Empresa familiar carrega uma tensão permanente que empresa não familiar não tem: as mesmas pessoas que decidem o futuro do negócio na segunda-feira se sentam à mesa no domingo. Quando há conflito, ele não fica na sala de reunião. Ele vai para o almoço do final de semana, para o grupo de WhatsApp da família, para o silêncio que todo mundo finge não notar.

É exatamente aí que mora o risco.

Conflito não resolvido em família não desaparece. Ele se acumula. E quando explode, explode com décadas de ressentimento embutido, o que torna qualquer negociação racional quase impossível.

O Conselho de Família existe para impedir que esse acúmulo aconteça.

Não é um órgão para resolver brigas. É um espaço estruturado onde as questões que cruzam família e empresa são tratadas antes de virarem crise. Onde se define quem pode entrar na sociedade e em quais condições. Onde se estabelece como será feita a sucessão. Onde se discute o que acontece se um sócio quiser sair. Onde se cria o hábito de separar o que é decisão de negócio do que é tensão de família, antes que os dois se confundam de forma irreversível.

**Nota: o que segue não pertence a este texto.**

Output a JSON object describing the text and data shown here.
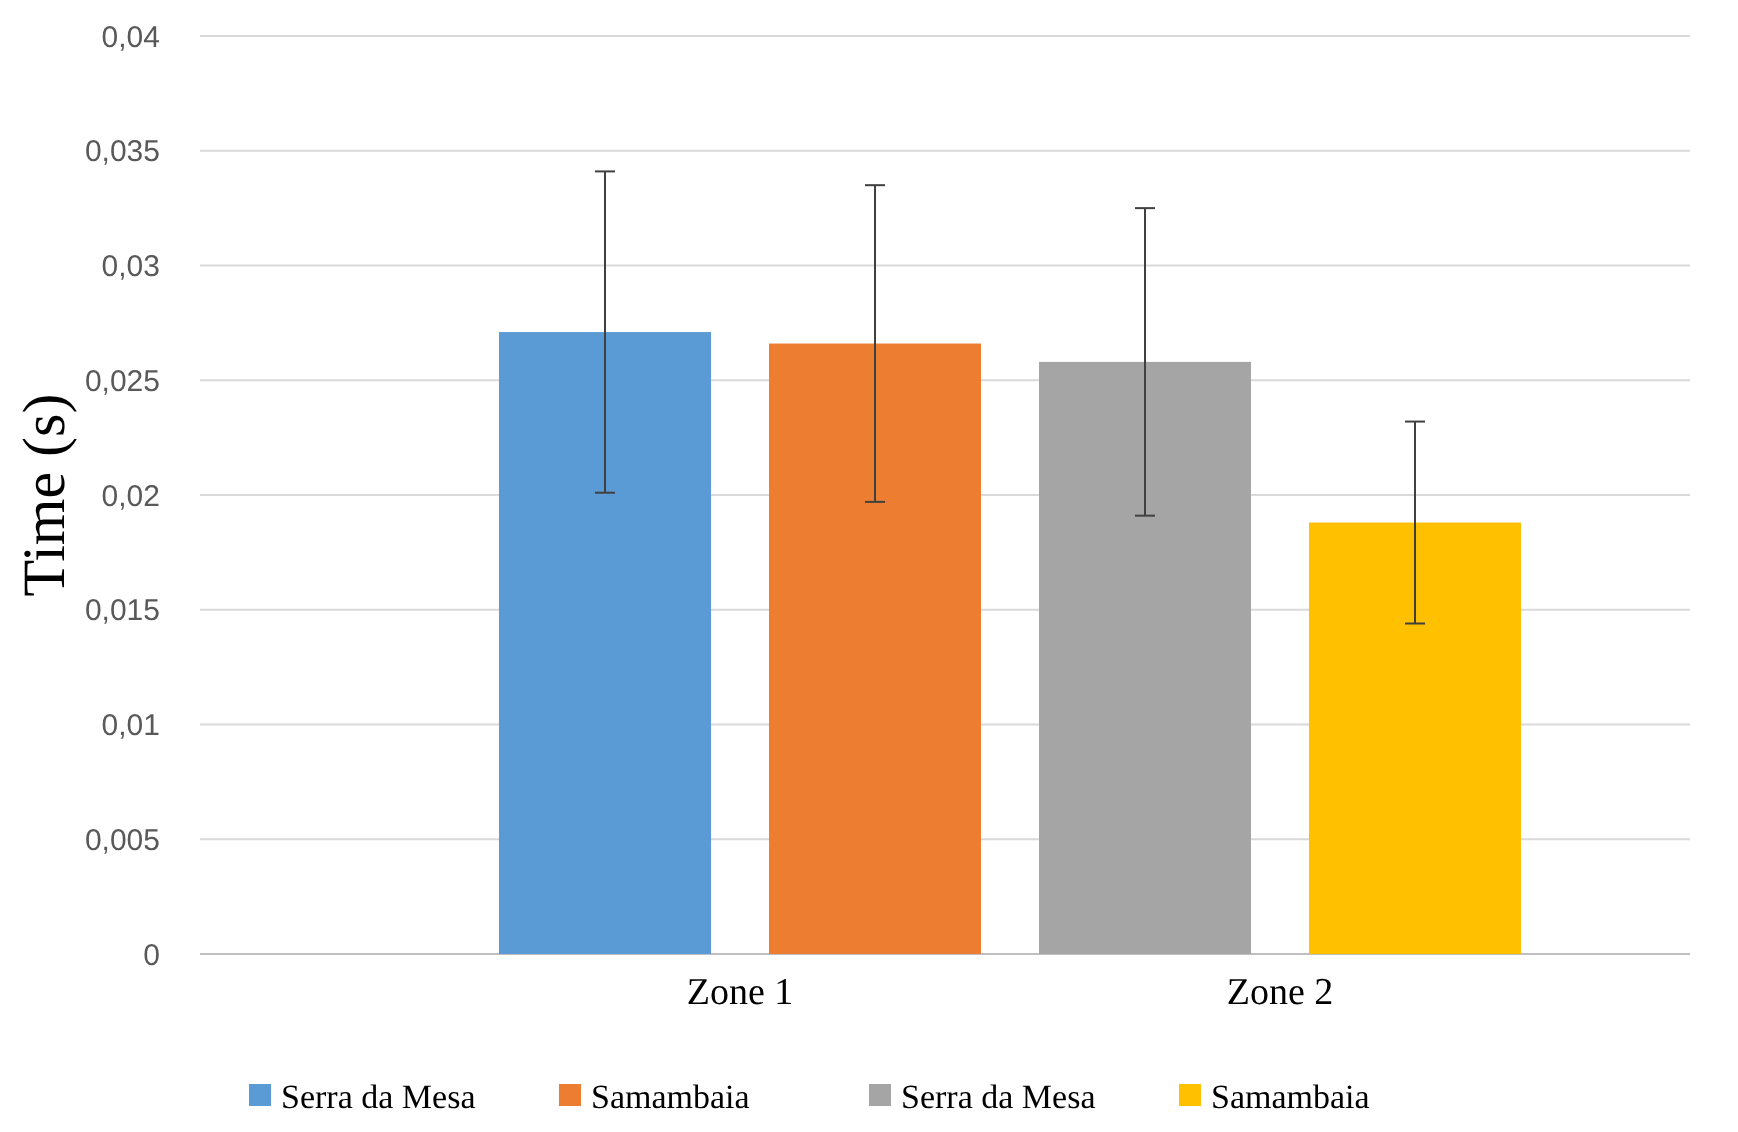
{
  "chart_data": {
    "type": "bar",
    "ylabel": "Time (s)",
    "categories": [
      "Zone 1",
      "Zone 2"
    ],
    "series": [
      {
        "name": "Serra da Mesa",
        "color": "#5b9bd5",
        "values": [
          0.0271,
          null
        ],
        "errors": [
          0.007,
          null
        ]
      },
      {
        "name": "Samambaia",
        "color": "#ed7d31",
        "values": [
          0.0266,
          null
        ],
        "errors": [
          0.0069,
          null
        ]
      },
      {
        "name": "Serra da Mesa",
        "color": "#a5a5a5",
        "values": [
          null,
          0.0258
        ],
        "errors": [
          null,
          0.0067
        ]
      },
      {
        "name": "Samambaia",
        "color": "#ffc000",
        "values": [
          null,
          0.0188
        ],
        "errors": [
          null,
          0.0044
        ]
      }
    ],
    "ylim": [
      0,
      0.04
    ],
    "yticks": [
      0,
      {
        "value": 0.005,
        "label": "0,005"
      },
      {
        "value": 0.01,
        "label": "0,01"
      },
      {
        "value": 0.015,
        "label": "0,015"
      },
      {
        "value": 0.02,
        "label": "0,02"
      },
      {
        "value": 0.025,
        "label": "0,025"
      },
      {
        "value": 0.03,
        "label": "0,03"
      },
      {
        "value": 0.035,
        "label": "0,035"
      },
      {
        "value": 0.04,
        "label": "0,04"
      }
    ],
    "grid": "y",
    "legend": "bottom"
  }
}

Essas conversas, quando feitas fora de um contexto de conflito, são produtivas. Quando feitas dentro de um conflito, são batalhas.

O Protocolo Familiar é o documento que registra essas decisões. Não porque as pessoas da família desconfiam uma da outra. Mas porque memória falha, interpretação diverge e o que “todo mundo sabia”, raramente, é o que todo mundo lembra da mesma forma.

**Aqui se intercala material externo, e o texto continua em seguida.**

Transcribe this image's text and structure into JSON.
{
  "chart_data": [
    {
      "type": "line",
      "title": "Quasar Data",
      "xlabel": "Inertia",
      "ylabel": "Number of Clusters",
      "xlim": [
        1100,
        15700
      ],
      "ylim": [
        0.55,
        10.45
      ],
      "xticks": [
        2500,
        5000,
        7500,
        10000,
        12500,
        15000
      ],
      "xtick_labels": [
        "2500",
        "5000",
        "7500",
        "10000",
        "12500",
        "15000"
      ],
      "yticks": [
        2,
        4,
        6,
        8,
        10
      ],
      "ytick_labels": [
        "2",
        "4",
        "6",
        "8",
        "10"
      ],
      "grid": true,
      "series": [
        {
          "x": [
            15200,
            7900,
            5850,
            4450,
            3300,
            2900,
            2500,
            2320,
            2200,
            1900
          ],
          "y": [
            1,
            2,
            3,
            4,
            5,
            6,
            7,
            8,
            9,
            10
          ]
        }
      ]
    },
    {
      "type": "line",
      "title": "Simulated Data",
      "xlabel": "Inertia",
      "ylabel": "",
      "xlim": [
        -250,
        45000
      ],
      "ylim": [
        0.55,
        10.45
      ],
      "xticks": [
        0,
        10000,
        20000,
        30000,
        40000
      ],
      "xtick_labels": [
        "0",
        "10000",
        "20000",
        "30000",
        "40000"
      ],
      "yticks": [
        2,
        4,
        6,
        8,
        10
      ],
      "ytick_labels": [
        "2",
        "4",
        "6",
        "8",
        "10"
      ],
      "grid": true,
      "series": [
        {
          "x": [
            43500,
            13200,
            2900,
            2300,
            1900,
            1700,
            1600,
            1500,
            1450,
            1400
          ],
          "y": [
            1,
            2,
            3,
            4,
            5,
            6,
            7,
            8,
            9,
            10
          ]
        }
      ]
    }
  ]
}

Empresas que têm Conselho de Família ativo e Protocolo estruturado não eliminam o conflito. Eliminam a possibilidade de que o conflito elimine a empresa.

Há uma diferença decisiva entre os dois, e ela se mede em anos de empresa preservada, em sociedades que continuaram funcionando e em famílias que não precisaram escolher entre o negócio e o vínculo.

A governança familiar não é o reconhecimento de que a família tem problemas. É o reconhecimento de que a empresa é grande o suficiente para merecer proteção, inclusive, contra as crises que ninguém planeja ter, mas que toda família, em algum momento, enfrenta.

A sua empresa tem regras claras para as questões que cruzam família, negócio e patrimônio ou essas conversas ainda dependem do momento ser o certo para acontecer?